With tax season well under way, you may be receiving telephone calls from your creditors demanding payment on your overdue accounts. It is a fact that collection calls and harassment from your creditors will increase during tax season. Your creditors smell money and they want it. As we discussed in Part One, many creditors will tell you they can take or garnish your tax refund. So, get prepared and learn who can and cannot take your taxes.
First, know your rights. Who can offset your tax refund? Through the Treasury Offset Program (TOP), Congress has authorized the reduction or offset of your tax refund to pay certain debts. The types of debts that cause your tax refund to be reduced or taken are few. Your tax refund can be taken for the following debts:
- Past due child support;
- Unpaid federal and state taxes;
- Student loans (with the exception of private student loans);
- Certain unemployment compensation debts owed to a state;
- Military Star (Star Card) and/or Nexcard (Navy Exchange Card).
If you are concerned that you may have an offset this year, you can call the Bureau of the Fiscal Service at 1-800-304-3107 to determine if you have a debt that was submitted to IRS for a tax offset. Also, a bankruptcy can help you keep your tax refund instead of suffering through an offset or reduction in your tax refund. While some of the debts in the TOP program cannot be discharged, you would be still be better to file a bankruptcy case and keep your tax refund than worry each year about whether or not you are going to get your refund.

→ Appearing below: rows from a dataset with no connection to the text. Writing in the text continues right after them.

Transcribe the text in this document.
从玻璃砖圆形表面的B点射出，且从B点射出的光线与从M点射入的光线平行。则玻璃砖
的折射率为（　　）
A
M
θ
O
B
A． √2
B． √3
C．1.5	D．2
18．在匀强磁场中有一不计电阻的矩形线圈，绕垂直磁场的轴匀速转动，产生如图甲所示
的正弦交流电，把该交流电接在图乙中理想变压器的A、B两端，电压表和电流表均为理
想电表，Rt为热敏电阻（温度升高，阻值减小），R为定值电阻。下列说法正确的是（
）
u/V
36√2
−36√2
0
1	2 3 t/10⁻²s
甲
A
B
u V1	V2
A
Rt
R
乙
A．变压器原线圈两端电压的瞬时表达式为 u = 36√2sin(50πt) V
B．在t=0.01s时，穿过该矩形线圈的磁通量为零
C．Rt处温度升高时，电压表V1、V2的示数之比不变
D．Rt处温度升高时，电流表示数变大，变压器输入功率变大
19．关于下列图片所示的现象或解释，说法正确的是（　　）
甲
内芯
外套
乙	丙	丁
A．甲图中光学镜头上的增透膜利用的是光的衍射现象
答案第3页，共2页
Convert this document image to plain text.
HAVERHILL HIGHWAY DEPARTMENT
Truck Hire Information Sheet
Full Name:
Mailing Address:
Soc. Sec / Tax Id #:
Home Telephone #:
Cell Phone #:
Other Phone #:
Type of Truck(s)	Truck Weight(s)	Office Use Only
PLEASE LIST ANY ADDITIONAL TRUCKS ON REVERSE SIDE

Now that know who can take or offset your tax refund, you can easily determine who cannot take your tax refund. An “ordinary” creditor may not take, intercept, garnish or offset your tax refund. Examples of an “ordinary” creditor would be credit card companies, such as, Capital One, Wells Fargo, Dillards, Kohl’s, Wal-Mart, Target, etc. Add to that list loan companies and payday loans, such as, World Finance, Springleaf, Cashcall, Advance America, etc. Next, put these creditors on the list of entities that cannot take your tax refund – unemployment compensation (provided no fraud was involved), housing authorities, utility companies, private student loan companies, to name a few. So, as you can see, there are many more companies that cannot touch tax refund than those that can take your tax refund.
Finally, what about an “ordinary” creditor that has a valid judgment against you, can they take your tax refund? The answer is yes and no. No, they cannot intercept your tax refund directly from IRS. So, this “ordinary” judgment creditor is not on the list of eligible creditors with TOP. However, that does not mean you are in the clear. If you deposit your tax refund into your bank account, the creditor can take not only your tax refund but any other monies (except social security and most pensions), through a garnishment of the account. So, be very careful where you deposit your tax refund if you have a judgment against you.
Now that you know the ins and outs of the Treasury Offset Program, and which creditors can take or intercept your tax refund, you will have an answer for those nagging creditors that want to take your tax refund. Remember, you do not have to be bullied into paying the creditors. In fact, using your tax refund to ward off creditors is most likely a temporary solution. If you give the creditor your tax refund you will be without the money you needed, and will most likely still be in debt to other creditors. We encourage you to save your tax refund and talk to a bankruptcy specialist before agreeing to pay anyone.